Bientôt j’eus la surprise de voir, dans les arbres de notre parcours, apparaître les premiers singes. Je n’en avais jamais vu qu’en cage ou dans des jardins zoologiques. Ceux-ci, de moyenne taille, libres autant qu’effrontés, nous faisaient comiquement la grimace. Mais les guenons, avec des gestes de femme, se dépêchaient de s’enfuir, emportant leurs petits dans leurs bras.

Plus haut, un sanglier débusqua dans nos jambes. Plus haut encore, juste avant d’arriver à la neige, ce fut un aigle qui prit son vol sous le pied même de mon cheval.

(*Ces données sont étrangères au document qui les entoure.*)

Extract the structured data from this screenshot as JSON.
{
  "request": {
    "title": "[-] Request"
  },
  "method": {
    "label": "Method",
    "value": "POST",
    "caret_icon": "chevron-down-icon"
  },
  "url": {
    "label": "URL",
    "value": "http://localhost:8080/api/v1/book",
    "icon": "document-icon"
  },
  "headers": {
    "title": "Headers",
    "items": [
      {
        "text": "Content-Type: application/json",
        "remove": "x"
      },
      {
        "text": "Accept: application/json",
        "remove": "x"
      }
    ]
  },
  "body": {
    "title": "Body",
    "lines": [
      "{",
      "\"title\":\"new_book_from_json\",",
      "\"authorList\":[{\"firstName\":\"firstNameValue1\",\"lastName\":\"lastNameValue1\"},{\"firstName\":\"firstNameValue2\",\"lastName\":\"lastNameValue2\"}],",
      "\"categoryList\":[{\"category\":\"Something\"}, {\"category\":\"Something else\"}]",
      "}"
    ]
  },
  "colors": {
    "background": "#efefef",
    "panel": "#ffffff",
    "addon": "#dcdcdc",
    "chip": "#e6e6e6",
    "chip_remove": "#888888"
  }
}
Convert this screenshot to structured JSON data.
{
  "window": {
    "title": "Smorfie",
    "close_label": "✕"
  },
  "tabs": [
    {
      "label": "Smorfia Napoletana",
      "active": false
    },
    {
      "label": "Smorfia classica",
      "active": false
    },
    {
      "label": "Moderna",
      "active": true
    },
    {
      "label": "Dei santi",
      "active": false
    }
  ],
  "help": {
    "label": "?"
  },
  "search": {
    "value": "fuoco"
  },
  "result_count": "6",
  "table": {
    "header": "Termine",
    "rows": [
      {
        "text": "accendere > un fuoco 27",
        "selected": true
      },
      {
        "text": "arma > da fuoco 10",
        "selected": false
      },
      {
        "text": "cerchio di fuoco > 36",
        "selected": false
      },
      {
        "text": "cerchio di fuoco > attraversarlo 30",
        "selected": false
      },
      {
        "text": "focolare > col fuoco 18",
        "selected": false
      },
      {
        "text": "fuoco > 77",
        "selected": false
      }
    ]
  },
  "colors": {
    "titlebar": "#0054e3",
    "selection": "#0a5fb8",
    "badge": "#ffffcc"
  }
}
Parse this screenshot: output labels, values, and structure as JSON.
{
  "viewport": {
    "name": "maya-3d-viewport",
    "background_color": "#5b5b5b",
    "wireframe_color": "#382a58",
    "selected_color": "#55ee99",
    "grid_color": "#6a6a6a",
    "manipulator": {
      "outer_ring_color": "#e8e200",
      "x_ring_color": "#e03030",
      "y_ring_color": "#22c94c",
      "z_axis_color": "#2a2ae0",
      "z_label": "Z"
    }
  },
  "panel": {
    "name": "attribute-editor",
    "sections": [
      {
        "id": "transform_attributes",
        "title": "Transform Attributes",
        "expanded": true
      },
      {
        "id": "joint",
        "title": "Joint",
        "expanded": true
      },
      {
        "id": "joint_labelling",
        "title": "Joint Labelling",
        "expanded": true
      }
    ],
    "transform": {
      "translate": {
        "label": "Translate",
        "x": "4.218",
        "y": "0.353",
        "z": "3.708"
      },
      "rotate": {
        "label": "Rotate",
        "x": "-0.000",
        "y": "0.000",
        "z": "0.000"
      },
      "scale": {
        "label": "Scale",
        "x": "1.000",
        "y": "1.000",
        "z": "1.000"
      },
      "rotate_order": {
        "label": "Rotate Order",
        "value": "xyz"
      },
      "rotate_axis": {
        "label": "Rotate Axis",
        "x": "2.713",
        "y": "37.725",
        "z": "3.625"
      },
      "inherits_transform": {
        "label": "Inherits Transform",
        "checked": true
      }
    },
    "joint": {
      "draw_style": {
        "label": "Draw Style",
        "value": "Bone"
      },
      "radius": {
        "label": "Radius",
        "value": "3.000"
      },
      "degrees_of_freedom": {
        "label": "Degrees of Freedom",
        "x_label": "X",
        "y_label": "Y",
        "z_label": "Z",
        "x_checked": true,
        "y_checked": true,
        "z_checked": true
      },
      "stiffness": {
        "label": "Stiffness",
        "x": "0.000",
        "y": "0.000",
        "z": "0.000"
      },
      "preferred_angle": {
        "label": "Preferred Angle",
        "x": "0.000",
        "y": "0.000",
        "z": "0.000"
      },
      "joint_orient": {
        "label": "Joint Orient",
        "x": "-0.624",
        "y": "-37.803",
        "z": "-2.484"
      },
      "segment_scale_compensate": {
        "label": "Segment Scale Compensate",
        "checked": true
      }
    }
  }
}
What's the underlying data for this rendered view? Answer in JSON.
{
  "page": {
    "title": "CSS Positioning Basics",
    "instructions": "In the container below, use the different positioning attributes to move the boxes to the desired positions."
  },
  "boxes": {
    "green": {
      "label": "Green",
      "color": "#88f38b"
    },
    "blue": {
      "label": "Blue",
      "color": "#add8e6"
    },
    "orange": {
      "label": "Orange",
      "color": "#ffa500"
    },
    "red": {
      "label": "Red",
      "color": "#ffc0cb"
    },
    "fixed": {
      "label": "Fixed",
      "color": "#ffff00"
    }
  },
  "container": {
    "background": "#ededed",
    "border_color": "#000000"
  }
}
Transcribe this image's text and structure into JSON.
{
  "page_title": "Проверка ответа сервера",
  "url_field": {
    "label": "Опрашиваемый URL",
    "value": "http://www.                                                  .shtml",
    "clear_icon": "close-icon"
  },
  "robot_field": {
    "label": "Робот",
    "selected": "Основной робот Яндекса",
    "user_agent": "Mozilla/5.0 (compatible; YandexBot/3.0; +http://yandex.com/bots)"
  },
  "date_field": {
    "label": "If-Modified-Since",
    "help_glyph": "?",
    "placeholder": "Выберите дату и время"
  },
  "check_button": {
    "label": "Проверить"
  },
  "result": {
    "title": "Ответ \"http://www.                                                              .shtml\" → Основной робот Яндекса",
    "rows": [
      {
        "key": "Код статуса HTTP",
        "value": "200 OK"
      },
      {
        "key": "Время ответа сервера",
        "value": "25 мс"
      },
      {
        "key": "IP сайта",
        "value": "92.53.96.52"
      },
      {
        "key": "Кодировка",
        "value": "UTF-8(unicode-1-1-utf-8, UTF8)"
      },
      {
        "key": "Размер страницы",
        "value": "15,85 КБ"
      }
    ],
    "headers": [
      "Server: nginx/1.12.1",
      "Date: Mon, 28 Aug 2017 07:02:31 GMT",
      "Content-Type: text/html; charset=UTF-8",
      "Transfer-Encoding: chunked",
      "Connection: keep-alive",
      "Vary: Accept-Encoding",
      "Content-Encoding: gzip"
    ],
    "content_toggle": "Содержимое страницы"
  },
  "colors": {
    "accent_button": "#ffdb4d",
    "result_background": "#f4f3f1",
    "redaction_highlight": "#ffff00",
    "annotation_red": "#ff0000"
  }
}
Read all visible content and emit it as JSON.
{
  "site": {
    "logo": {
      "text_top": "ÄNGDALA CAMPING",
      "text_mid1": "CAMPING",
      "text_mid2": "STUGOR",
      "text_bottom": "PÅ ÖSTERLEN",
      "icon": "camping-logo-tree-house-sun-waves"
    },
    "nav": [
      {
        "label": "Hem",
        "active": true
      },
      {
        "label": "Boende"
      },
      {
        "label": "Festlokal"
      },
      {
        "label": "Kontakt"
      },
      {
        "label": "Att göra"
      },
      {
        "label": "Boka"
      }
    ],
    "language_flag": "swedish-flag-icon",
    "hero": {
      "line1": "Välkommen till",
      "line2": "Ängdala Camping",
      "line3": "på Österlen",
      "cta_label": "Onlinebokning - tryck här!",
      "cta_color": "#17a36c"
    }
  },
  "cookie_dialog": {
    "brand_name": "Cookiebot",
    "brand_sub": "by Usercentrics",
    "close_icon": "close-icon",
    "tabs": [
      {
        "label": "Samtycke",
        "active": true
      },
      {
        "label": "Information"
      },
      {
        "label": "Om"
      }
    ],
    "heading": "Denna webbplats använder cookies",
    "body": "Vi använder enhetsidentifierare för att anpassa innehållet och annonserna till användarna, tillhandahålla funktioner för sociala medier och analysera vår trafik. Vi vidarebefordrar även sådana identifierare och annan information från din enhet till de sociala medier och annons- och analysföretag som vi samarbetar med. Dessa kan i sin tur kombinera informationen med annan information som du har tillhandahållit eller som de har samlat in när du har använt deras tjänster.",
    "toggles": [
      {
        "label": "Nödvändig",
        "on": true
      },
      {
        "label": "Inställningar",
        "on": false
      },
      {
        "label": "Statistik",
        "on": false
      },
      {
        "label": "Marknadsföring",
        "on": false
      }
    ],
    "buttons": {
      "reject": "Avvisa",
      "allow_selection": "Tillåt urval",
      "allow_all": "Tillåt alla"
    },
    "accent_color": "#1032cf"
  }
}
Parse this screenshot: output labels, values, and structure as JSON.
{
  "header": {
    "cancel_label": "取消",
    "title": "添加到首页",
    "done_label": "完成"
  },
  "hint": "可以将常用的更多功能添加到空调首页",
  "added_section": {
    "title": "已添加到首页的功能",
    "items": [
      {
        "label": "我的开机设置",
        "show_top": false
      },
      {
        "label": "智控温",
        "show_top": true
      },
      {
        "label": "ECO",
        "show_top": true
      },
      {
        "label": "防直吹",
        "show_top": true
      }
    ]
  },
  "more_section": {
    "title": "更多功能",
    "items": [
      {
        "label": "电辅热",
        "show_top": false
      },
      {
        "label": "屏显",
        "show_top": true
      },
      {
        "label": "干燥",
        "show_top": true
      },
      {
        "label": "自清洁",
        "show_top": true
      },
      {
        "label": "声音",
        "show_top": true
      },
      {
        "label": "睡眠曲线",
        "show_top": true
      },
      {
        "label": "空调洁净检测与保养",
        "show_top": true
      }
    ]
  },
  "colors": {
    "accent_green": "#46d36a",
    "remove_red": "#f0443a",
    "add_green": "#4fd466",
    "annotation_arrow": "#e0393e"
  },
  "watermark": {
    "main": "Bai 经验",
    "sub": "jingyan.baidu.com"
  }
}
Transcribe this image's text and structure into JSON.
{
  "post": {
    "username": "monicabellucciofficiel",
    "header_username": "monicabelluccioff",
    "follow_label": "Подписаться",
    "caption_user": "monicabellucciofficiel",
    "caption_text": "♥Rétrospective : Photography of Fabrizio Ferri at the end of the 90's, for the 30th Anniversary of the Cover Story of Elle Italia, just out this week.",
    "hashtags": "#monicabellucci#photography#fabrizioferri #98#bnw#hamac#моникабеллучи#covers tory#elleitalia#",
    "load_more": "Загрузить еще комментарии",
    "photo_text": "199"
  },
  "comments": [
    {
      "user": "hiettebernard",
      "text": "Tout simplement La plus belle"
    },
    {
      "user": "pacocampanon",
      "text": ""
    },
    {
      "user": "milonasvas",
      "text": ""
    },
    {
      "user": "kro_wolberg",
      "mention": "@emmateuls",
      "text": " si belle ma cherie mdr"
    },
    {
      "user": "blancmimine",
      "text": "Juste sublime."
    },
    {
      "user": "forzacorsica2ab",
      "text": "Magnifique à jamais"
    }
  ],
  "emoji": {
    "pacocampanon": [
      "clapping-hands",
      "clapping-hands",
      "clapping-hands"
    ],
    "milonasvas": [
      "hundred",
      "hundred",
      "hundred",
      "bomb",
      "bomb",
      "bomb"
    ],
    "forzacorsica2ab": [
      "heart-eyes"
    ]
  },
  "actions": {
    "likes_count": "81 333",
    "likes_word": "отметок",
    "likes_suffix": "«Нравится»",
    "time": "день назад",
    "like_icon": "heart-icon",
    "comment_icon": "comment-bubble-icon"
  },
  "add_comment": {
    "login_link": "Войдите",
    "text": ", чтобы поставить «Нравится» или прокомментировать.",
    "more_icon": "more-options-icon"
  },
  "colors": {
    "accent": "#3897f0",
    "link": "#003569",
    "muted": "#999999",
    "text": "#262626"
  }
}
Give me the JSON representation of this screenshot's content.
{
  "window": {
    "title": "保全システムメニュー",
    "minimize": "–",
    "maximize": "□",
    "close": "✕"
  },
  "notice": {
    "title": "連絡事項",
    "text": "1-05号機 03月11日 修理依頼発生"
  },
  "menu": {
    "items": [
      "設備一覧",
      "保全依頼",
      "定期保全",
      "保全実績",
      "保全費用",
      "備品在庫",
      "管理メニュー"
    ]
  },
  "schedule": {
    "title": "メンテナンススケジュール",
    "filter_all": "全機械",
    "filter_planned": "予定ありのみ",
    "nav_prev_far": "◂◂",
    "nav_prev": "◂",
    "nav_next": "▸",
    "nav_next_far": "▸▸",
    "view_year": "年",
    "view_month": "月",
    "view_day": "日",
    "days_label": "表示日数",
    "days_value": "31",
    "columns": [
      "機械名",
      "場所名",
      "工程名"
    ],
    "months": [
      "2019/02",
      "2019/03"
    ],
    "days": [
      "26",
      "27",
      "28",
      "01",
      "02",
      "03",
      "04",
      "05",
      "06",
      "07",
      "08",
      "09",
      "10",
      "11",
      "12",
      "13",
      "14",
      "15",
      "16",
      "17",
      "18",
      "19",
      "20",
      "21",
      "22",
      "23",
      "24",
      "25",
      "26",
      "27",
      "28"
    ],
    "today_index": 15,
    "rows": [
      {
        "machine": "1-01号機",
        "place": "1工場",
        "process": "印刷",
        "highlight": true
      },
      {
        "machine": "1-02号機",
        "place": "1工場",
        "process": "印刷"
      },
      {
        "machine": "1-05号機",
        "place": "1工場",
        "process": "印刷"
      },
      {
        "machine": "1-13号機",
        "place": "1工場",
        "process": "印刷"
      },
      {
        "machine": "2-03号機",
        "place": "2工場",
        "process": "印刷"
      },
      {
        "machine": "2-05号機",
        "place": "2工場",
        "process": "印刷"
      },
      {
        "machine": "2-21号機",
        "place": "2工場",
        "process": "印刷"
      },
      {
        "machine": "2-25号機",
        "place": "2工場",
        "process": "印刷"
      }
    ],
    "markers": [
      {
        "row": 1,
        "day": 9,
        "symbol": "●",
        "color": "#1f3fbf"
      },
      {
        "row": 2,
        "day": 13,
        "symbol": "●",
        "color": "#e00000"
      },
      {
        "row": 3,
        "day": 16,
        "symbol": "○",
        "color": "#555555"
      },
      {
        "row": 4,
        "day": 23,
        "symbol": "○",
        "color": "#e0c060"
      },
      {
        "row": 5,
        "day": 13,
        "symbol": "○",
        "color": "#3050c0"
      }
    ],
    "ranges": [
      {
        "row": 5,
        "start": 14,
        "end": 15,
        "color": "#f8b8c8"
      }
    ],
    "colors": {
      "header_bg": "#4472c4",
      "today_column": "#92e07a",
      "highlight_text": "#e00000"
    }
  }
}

Plus de fleurs. En une seule après-midi nous étions donc passés du printemps à l’hiver.

Non loin de Bougie, notre si charmant port d’attache, ce fut un grand jour que celui qui nous amena, conte de fées, devant la grotte de Mansouria. Toutes les sirènes de la Méditerranée devaient, quand on n’y était pas, se loger dans cette immense coquille, mouillée d’algues, d’où l’on voyait

…s’ouvrir et se fermer de loin
Les mâchoires de la tempête,

dit le poème que j’écrivis le soir de ce jour-là.